Going further with Unix

In the last session, we learned the basics of Unix and how we can use it to create, move and manipulate files. In this session, we will delve further into Unix and its associated programming language, bash in order to see how we can perform some quite powerful and sophisticated operations on files. First of all, we’ll introduce some key command line tools and how you can use them in combination with one another.

Combining commands with pipes

There are a huge number of different Unix command line utilities and tools. What is especially useful with Unix is how easy it is to combine them all. To do this, we need to use a pipe, denoted by a vertical bar - i.e. |.
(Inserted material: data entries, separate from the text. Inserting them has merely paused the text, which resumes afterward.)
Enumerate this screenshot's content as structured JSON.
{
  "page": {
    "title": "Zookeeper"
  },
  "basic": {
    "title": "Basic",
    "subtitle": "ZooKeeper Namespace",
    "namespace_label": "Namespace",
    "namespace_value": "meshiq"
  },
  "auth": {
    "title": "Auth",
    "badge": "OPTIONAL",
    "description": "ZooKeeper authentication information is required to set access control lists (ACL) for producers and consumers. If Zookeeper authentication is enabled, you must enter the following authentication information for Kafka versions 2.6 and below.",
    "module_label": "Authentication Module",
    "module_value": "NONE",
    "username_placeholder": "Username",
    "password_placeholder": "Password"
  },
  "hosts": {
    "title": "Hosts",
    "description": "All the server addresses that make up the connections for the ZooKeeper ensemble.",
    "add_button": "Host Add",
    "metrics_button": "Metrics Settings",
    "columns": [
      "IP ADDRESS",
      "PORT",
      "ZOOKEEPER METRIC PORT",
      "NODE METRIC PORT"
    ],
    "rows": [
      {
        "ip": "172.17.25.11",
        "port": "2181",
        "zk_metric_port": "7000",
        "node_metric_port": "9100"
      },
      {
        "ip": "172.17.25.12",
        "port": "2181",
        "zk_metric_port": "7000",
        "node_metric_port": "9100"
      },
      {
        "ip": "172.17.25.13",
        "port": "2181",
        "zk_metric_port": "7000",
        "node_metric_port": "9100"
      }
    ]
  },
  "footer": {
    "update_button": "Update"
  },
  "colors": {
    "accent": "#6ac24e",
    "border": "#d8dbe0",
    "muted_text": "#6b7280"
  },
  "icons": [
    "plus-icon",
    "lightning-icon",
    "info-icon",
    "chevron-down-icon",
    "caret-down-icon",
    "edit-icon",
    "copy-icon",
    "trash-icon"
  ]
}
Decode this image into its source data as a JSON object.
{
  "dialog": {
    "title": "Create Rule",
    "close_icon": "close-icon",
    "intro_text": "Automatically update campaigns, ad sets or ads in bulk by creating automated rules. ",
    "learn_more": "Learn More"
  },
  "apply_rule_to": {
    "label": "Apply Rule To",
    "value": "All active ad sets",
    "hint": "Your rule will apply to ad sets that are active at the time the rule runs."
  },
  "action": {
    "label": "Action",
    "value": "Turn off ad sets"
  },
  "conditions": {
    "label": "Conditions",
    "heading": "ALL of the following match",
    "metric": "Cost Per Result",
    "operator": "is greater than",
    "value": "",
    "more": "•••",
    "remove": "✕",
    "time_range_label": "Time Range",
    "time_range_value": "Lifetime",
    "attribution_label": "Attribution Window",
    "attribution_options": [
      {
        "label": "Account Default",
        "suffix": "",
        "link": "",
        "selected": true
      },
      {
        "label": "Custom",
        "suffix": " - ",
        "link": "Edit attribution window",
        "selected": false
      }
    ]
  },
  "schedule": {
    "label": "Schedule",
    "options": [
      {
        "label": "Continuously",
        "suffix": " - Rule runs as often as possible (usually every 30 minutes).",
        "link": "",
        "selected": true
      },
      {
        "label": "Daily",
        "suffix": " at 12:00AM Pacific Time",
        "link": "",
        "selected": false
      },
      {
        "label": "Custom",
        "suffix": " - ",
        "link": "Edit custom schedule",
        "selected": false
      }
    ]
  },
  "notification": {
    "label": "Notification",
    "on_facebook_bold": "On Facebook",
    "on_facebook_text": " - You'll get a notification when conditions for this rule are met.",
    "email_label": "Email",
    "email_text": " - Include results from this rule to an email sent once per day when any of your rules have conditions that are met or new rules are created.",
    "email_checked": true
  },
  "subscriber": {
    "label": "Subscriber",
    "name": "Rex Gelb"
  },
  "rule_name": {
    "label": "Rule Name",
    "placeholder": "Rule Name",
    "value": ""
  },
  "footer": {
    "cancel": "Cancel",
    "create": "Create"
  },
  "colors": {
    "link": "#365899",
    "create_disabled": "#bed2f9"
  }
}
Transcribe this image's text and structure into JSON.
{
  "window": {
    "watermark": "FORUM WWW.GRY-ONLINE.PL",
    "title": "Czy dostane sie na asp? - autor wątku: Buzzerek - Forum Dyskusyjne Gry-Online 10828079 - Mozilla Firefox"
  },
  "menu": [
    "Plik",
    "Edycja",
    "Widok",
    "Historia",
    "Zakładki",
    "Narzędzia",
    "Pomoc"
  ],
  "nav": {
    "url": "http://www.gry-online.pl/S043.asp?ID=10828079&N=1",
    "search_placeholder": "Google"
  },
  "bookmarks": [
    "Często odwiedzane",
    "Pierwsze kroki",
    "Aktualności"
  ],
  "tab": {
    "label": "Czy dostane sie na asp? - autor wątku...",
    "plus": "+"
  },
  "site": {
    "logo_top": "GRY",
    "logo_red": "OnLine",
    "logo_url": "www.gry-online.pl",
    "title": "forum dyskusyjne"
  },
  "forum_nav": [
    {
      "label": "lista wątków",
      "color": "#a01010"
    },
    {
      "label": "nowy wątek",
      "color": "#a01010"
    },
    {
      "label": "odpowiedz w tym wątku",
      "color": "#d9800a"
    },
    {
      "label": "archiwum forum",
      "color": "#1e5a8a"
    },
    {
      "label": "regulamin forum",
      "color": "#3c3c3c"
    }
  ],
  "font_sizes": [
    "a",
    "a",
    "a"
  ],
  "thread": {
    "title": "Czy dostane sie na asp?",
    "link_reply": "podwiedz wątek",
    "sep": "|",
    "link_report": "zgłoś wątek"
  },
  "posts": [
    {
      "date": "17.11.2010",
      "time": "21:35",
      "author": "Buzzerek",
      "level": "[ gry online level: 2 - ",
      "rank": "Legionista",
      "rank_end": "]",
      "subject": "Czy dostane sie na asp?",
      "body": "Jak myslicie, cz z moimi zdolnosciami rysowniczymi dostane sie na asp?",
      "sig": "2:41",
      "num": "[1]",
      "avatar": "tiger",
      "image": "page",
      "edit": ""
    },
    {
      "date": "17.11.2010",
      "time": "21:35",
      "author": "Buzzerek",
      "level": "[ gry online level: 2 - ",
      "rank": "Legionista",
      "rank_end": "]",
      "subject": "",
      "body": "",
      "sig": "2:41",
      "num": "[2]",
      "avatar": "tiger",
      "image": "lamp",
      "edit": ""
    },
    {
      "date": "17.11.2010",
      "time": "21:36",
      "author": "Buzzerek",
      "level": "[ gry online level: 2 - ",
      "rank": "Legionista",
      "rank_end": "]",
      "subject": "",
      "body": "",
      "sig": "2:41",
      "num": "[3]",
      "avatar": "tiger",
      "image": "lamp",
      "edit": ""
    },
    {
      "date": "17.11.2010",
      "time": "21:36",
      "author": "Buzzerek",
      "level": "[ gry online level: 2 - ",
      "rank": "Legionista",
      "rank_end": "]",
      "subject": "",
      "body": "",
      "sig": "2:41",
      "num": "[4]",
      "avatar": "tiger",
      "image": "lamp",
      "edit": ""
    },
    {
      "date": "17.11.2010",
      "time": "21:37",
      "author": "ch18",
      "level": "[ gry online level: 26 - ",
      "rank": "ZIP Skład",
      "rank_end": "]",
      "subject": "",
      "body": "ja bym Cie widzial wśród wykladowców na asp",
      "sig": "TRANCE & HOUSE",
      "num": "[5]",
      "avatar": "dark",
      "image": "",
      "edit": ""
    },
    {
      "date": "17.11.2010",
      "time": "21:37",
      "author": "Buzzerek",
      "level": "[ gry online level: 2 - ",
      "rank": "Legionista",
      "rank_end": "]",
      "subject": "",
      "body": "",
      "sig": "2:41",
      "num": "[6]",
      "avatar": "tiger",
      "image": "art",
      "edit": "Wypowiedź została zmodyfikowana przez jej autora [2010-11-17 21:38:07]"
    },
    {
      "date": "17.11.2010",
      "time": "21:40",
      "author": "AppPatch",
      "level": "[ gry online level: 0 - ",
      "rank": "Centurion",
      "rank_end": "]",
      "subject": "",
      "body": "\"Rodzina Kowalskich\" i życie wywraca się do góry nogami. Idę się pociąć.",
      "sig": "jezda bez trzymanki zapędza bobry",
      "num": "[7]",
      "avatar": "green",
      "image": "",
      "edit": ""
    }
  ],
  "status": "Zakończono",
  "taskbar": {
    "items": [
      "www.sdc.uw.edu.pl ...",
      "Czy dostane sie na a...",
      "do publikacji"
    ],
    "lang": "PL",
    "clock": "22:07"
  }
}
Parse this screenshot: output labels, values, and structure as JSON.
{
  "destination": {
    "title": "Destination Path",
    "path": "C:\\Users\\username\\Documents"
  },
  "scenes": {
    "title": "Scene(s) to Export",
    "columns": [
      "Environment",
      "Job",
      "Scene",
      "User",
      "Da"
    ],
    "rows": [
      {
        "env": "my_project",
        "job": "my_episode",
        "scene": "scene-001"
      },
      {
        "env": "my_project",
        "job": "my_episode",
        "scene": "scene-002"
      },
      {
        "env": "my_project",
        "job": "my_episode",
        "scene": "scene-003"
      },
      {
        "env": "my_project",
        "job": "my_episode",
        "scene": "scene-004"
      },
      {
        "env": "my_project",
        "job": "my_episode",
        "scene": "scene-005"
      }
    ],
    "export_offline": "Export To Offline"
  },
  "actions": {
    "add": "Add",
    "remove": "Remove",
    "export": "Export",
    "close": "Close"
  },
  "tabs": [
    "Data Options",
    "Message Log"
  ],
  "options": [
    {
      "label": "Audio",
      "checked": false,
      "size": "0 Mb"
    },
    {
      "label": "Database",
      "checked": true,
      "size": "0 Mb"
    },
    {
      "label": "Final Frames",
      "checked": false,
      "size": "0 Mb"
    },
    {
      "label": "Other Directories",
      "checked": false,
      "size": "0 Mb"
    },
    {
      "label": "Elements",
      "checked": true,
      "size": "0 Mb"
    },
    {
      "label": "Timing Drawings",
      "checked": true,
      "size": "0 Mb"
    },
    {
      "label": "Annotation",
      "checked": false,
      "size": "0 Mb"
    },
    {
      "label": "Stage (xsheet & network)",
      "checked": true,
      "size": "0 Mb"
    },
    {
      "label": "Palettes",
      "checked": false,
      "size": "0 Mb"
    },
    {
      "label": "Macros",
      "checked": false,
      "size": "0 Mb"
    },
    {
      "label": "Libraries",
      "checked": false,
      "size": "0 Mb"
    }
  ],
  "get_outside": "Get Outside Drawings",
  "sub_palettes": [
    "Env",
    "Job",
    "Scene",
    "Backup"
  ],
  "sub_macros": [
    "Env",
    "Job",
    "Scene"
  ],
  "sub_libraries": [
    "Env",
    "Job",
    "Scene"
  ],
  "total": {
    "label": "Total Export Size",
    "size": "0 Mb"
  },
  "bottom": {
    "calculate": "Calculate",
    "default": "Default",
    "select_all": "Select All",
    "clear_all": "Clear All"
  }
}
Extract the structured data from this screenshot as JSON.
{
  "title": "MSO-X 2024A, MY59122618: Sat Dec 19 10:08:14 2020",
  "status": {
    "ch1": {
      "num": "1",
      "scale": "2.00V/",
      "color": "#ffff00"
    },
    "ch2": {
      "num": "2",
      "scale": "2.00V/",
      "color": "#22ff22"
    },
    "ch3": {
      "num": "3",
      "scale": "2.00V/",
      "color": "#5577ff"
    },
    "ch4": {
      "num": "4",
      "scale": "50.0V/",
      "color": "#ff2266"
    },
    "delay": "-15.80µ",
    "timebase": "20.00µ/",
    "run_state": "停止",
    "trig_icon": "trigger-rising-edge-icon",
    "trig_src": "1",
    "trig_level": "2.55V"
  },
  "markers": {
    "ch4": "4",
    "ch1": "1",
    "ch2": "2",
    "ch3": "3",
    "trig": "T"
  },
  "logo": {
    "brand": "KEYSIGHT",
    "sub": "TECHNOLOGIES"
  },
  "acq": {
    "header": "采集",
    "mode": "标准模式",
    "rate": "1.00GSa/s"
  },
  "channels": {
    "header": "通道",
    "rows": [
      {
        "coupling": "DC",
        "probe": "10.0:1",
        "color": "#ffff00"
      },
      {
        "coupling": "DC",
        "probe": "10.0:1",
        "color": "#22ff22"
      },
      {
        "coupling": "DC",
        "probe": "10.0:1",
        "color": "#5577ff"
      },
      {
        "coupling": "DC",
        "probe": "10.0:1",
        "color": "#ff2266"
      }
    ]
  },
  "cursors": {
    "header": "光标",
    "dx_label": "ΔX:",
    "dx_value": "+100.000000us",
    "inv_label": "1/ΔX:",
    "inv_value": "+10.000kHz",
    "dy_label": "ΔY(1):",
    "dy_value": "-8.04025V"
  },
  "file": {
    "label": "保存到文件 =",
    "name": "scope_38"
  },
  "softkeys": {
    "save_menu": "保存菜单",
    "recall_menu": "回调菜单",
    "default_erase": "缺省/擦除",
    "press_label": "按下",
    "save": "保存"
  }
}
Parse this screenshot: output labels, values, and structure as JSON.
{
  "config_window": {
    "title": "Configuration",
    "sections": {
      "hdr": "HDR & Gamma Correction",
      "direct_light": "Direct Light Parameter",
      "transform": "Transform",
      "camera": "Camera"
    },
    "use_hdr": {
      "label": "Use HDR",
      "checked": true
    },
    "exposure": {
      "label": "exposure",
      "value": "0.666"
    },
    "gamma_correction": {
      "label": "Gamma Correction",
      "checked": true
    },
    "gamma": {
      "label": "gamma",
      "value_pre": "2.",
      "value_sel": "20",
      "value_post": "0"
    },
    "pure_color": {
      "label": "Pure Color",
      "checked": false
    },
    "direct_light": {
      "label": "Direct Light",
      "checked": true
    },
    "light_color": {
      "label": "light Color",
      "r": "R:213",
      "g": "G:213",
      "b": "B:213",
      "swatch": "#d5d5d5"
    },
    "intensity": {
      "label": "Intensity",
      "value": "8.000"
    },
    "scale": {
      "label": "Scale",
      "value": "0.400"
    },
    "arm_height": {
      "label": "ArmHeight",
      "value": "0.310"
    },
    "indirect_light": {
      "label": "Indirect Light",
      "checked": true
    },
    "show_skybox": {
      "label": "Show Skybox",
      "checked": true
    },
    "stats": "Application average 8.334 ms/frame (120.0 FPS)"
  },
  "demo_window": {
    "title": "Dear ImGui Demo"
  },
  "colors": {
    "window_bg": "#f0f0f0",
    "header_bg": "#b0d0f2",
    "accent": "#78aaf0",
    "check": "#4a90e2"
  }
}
We will use a very simple pipe here to demonstrate the principal but throughout the course, we will use pipes in more complicated examples, always with a detailed explanation. First of all, let’s create some files.

cd ~/home/dir2
touch file1.txt file2.txt file3.txt

So in this instance, we know we created three text files. But what if we want to actually check this? Well we already learned that ls will show us the files in a directory.

ls *.txt

But this will just show the files, it won’t count them for us. Of course in such a simple example, we can actually just count them ourselves - but this will rarely be practical in a proper bioinformatics context. So let’s use a pipe to do the work for us.

ls *.txt | wc -l

We already saw what the first part of this command does - it lists the files. This list is then piped into wc which is a utility to count words and lines (i.e. word count). Last but not least, the -l flag tells wc to count lines and not words.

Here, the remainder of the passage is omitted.